Castor oil consists chiefly of the glycerides of ricinoleic, isoricinoleic dihydroxy-stearic, and other acids. It owes its purgative action in all probability to the ricinoleic acid. It is characterised by its specific gravity (0.958 to 0.970), solubility in alcohol (1 in 3.5), insolubility in petroleum spirit (which, however, disappears if other vegetable oils are present) and by its high acetyl value (150).

Constituents 154Fig. 98.   Fruit and seed of Ricinus communis. Natural size. (Bentley and Trimen.)

Fig. 98. - Fruit and seed of Ricinus communis. Natural size. (Bentley and Trimen).

It is much used for lubricating hot machinery, and for illuminating purposes. See also ' Castor Oil.'

Ricin is extremely poisonous, 0.002 of a milligramme per kilo, being fatal to rabbits. It is capable of producing an antitoxin (antiricin) in the body, and it is interesting to note that Ehrlich's researches on this property led to the preparation of antidiphtheritic and other sera (Muller, 1899). Ricin is probably identical with Bubnow and Dixon's ricinone (Finnemore and Deane, 1905); its activity is destroyed by heating to 100°. It forms with abrin (Abrus precatorius, Linne), crotin (Croton Tiglium, Linne), curcin (Jatropha Curcas, Linne), and two or three others a group of toxins (toxalbumoses, phytalbumoses) possessing similar properties; being insoluble in oil it is left in the cake when the seeds are pressed and renders the cake unfit for cattle food.

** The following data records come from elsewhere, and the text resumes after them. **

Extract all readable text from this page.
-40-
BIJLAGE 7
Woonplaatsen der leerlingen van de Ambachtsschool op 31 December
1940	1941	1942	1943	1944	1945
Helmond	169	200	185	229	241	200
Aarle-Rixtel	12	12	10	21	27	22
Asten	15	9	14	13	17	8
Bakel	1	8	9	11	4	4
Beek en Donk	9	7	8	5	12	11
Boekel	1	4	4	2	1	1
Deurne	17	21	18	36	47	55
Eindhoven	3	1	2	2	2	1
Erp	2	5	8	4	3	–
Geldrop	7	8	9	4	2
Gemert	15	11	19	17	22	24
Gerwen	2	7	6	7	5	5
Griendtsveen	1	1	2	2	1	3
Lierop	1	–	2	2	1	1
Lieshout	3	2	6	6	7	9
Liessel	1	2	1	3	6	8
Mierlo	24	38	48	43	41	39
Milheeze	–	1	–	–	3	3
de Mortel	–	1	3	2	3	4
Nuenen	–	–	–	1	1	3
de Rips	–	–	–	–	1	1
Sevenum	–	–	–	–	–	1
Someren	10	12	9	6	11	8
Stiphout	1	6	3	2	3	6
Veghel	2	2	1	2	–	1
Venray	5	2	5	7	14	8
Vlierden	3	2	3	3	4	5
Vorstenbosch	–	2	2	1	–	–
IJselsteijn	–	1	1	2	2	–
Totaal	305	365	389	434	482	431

The lipase in the seeds has been turned to commercial use as a convenient means of splitting oils into glycerin and fat-acids; any lipase present in the expressed oil is rendered inactive by the steaming.


The oil expressed from the seeds is valuable as a simple purgative, at once rapid and certain, mild and painless. On account of their violent action the seeds themselves are never employed in this country, though in some countries they are said to be a favourite purgative.


Semina Ricini Majores (Physic Nuts, Purging Nuts, Pignons d'Inde) are the seeds of Jalropha Curcas, Linne; they resemble castor seeds in shape, but are rather large, dull black; surface minutely rugose, with small white patches; they contain a fixed oil, much more purgative than castor oil, and curcin (see above).